A sample of 143 Service Members and Veterans with symptoms of pain and concurrent headaches. Safety and effectiveness were taken from previous surveys of CES users that included 5,171 civilian participants. Of the 1,514 persons invited to participate in the survey, 152 submitted the on-line questionnaire, yielding a response rate of 10%. The majority of participants were male active-duty service members (72%). The mean age was 38 years (standard deviation±10).
At the time of the survey, 82% of participants were still using CES. The mean length of time using the device was 12.1 months (range, 3-36 months). Fifty percent of participants reported using CES once per day while 24% reported using CES twice daily, and 7% reported using the treatment at least 3 times per day. Eighty-two percent (82%) of participants who responded to the question about pain were taking pain medications. Of those participants who responded to the question about headaches, 75% were taking anti-migraine medication, pain medication, or both.
- In total of a sample of patients with pain (N=73) 30% reported decreased pain and clinical improvement of ≥ 50% while 15.1% reported clinical improvement between 25-49%. A total of 45.1% of all group participants using CES reported ≥ 25% clinical improvement.
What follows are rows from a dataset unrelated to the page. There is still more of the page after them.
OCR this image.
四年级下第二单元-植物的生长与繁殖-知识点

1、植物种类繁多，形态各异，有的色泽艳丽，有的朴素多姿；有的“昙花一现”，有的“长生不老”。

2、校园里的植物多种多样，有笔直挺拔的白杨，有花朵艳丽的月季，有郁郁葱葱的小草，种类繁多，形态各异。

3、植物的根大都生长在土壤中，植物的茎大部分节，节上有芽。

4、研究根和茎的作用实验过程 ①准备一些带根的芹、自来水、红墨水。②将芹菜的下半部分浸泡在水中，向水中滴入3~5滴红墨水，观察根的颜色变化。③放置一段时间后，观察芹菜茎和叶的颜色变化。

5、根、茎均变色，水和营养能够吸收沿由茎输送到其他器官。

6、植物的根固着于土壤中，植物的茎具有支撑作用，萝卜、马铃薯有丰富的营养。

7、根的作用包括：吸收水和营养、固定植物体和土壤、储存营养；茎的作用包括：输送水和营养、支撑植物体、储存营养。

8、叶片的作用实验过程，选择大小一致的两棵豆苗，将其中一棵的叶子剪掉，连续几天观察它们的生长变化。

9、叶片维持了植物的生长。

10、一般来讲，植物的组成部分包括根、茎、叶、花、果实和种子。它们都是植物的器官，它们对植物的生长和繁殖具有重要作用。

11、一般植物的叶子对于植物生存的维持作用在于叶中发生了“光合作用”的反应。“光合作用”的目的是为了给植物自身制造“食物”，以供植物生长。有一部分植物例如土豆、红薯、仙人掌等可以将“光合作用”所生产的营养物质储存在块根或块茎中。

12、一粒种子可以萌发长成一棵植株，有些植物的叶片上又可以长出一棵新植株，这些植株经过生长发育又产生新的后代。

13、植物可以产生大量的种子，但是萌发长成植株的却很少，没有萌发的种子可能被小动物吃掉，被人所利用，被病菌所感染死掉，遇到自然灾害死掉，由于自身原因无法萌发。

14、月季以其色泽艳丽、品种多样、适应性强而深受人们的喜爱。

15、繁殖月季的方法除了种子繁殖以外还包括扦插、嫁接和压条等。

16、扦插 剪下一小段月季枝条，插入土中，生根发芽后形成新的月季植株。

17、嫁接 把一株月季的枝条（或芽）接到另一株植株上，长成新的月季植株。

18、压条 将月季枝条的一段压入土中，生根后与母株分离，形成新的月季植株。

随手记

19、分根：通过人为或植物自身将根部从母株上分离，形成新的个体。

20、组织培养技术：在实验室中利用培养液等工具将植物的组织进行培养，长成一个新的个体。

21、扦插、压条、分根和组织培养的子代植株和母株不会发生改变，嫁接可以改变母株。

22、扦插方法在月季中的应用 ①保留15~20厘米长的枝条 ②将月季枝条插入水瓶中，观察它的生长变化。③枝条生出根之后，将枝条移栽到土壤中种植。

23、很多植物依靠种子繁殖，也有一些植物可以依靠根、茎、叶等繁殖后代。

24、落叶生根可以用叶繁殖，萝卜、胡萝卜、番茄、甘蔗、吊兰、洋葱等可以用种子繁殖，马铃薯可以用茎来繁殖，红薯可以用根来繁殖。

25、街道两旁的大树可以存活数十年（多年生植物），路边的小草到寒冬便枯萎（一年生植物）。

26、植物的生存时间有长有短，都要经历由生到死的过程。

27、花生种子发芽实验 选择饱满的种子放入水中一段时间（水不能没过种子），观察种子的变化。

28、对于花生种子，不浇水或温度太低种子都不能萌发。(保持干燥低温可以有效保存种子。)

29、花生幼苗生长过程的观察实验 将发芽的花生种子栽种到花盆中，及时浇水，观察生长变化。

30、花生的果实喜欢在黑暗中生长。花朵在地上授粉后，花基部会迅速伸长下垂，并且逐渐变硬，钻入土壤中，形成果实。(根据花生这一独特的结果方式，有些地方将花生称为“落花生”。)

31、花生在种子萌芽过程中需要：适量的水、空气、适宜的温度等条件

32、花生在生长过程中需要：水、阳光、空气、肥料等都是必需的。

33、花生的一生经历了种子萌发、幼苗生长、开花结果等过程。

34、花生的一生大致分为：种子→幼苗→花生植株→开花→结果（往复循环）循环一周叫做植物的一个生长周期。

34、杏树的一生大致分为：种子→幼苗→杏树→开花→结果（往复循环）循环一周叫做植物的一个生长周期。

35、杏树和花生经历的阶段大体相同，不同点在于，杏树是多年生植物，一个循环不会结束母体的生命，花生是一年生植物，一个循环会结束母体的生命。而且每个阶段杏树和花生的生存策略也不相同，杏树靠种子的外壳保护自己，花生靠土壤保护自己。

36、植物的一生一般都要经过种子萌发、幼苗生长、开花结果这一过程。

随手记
- In the CES only group (i.e., no medications), 61.6 % of respondents reported decreased pain and clinical improvement ≥ 25% (46.2% ≥ 50%, 15.4% between 25-49% improvement) while 41.7% of the CES and medications group reported decrease pain and clinical improvement ≥ 25% (26.74% ≥ 50%, 15 % between 25-49% improvement.
- In a sample of patients (N=70) with a history of recurrent headaches 40% reported decreased pain and clinical improvement of ≥ 50% while 18.6% reported clinical improvement between 25-49%. Of the total group, 58.6% of participants reported ≥ 25% clinical improvement.
- The CES only group (i.e., no medications), 100% of respondents reported decreased pain and clinical improvement ≥ 25% (64.7% ≥ 50%, 35.3% between 25-49% improvement) while 45.3% of the CES and medications group reported decrease pain and clinical improvement ≥ 25% (32.1% ≥ 50% pain relief and 13.2 % reported between 25-49% improvement.
- On the 7-point Likert CES Clinical Improvement scale, the moderate (50%-74%), marked (75%-99%), and complete improvement (100%) categories were collapsed into a single category defined as substantial clinical improvement of at least 50%. The fair improvement category (25%-49%) was designated moderate clinical improvement.
There was a marked difference between the CES-only and CES plus medication groups. Participants in the CES-only group consistently rated their improvement from using the device higher for both pain and headache. For example, 100% of participants in the CES-only group reported either substantial or moderate clinical improvement for headache.
The study concluded that subjects in the CES-only (no medication) group consistently reported higher pain relief from CES than those individuals in the group that received CES and medication.
The results are based on self-reported data and may have been affected by recall bias. The response rate was lower than usual for a Web-based survey and participants may not be representative of the total group of service members and veterans who used CES. Finally, findings from this type of study cannot be generalized or used to infer causation. However, they do provide important information and insights not before available.